What is it?
For some people, diesel will never hold enough appeal, whatever the price of fuel. They’re the target buyers of the punchy new 380bhp 5.0-litre V8 Jaguar XF, a car that will garner just a few hundred sales in the UK but thousands in the US, where V8s are still bread-and-butter engines in luxury saloons.
But you’ll have to have deep pockets in the UK to make this decision and ignore Jag’s excellent new V6 oil-burner. The Jaguar XF 5.0 returns a thirsty 25.4mpg, while the new twin-turbodiesel promises a much more credit crunch-friendly 42.0mpg.
There is a mild green twinge to the 5.0 V8, since it already complies with Euro5 tailpipe limits a year earlier than it needs to.
What’s it like?
Where the petrol motor in the Jaguar XF scores over the diesel is refinement and rev-happy power, which even the best oil-burners still can’t match.
As in the XK, the new XF 5.0 is a really excellent engine, mixing refinement and creamy performance, all played out against a burbling V8 backing track.
Overall, this translates into a character much more in the mould of a traditional Jaguar, with a compliant yet responsive chassis.
Significantly, the suspension is about 30 per cent less stiff than the XFR’s, so the 5.0 V8 is the better option for a driver who wants suppleness and strong performance, rather than out-and-out handling and thumping acceleration.

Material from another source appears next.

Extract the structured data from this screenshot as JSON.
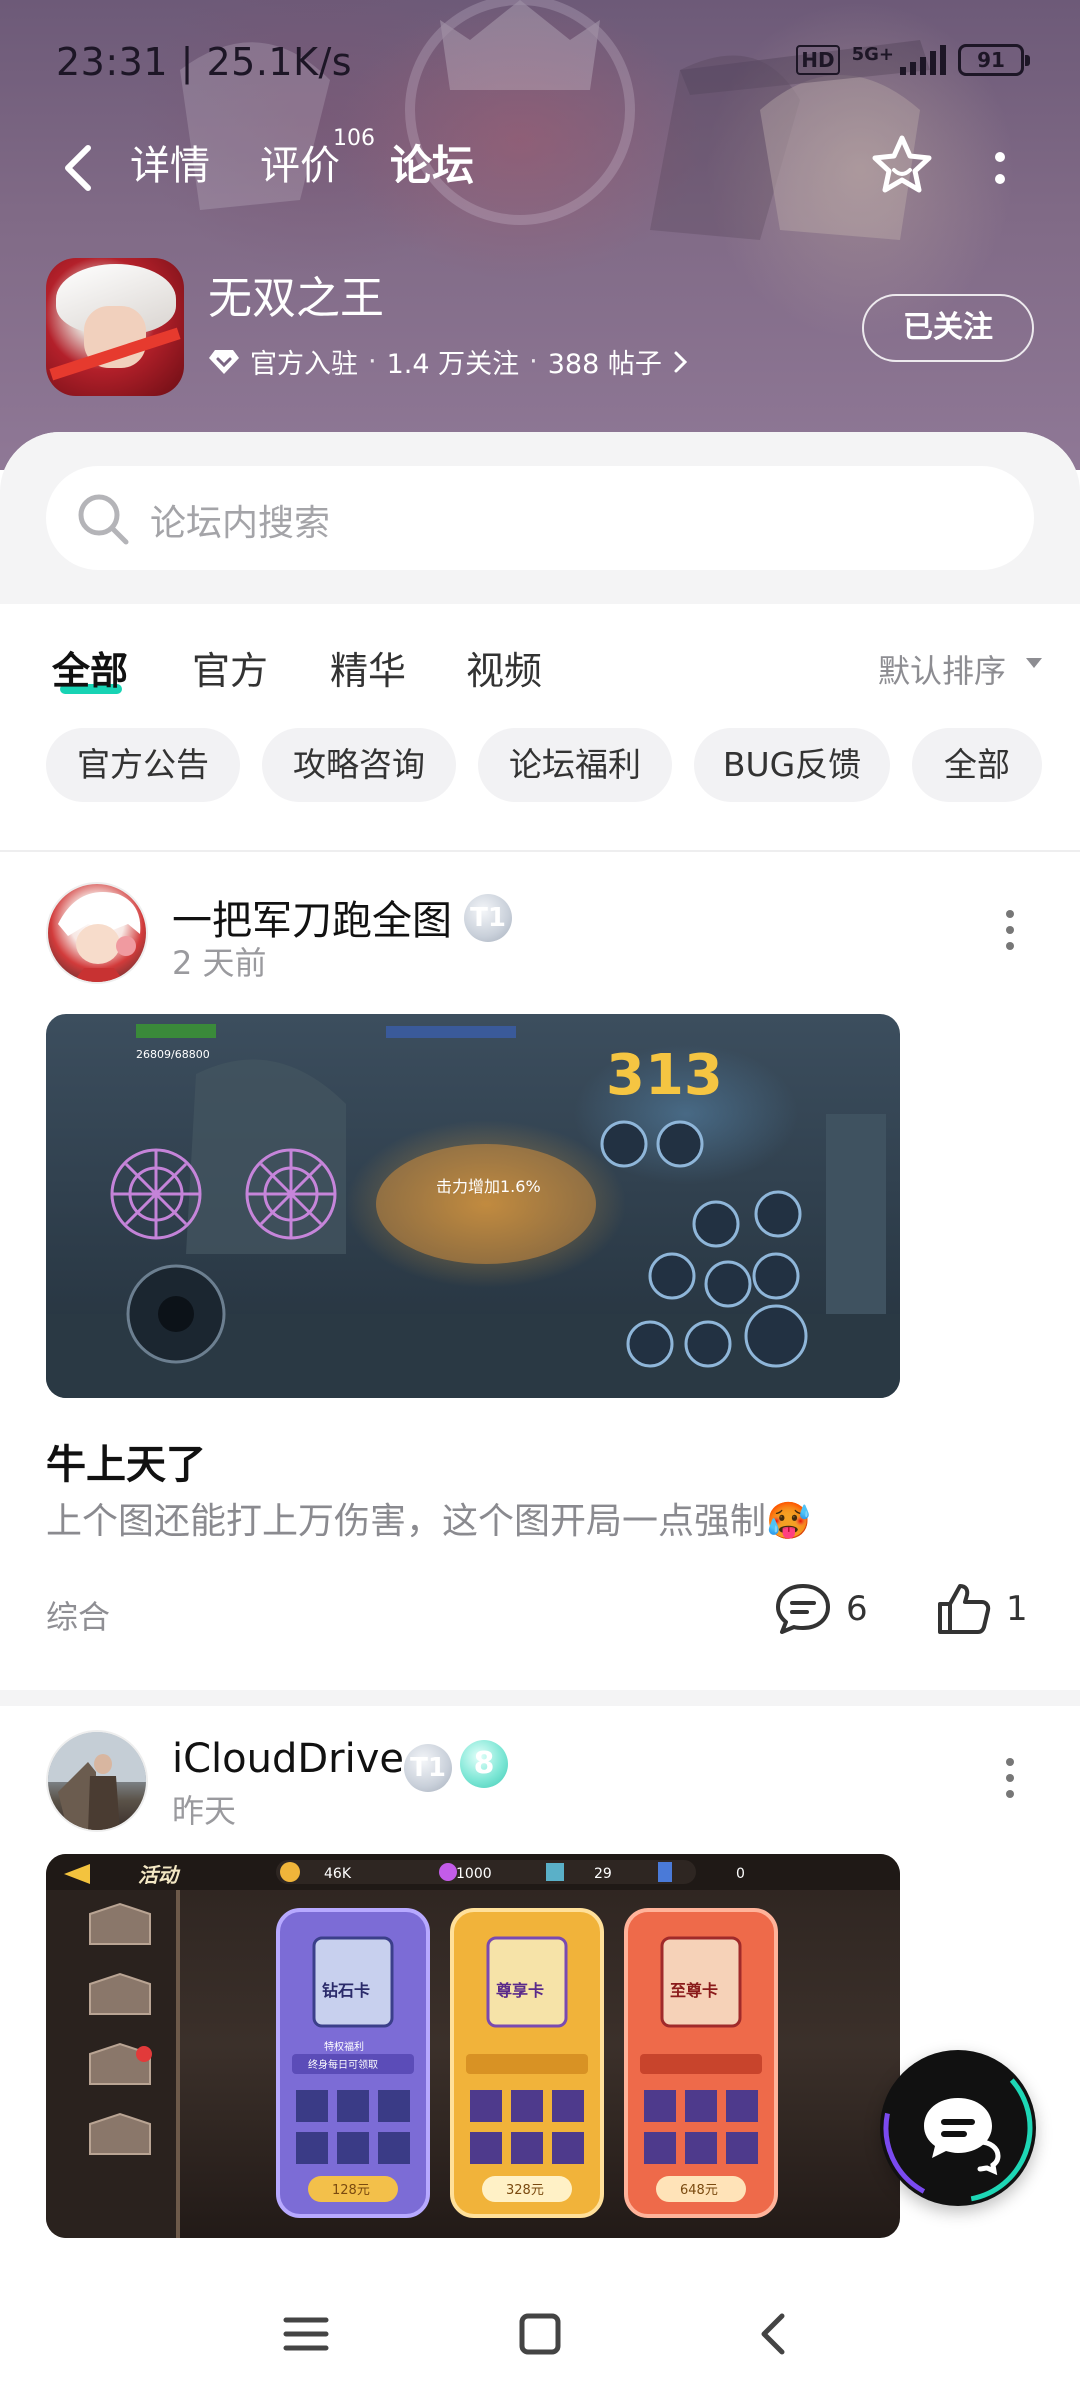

Portfolio spec includes all manner of cosseting kit, including luxuries such as a suede-effect headlining, contrast-stitched leather trim and power-everything ventilated seats. Plus there’s an attractive new optional ebony wood veneer trim and 19in wheels as standard.
Should I buy one?
Kitted out like this, and even with the fuel-hungry V8, it’s hard to think of a better way to cover miles, particularly since the XF’s styling has matured into the best in class.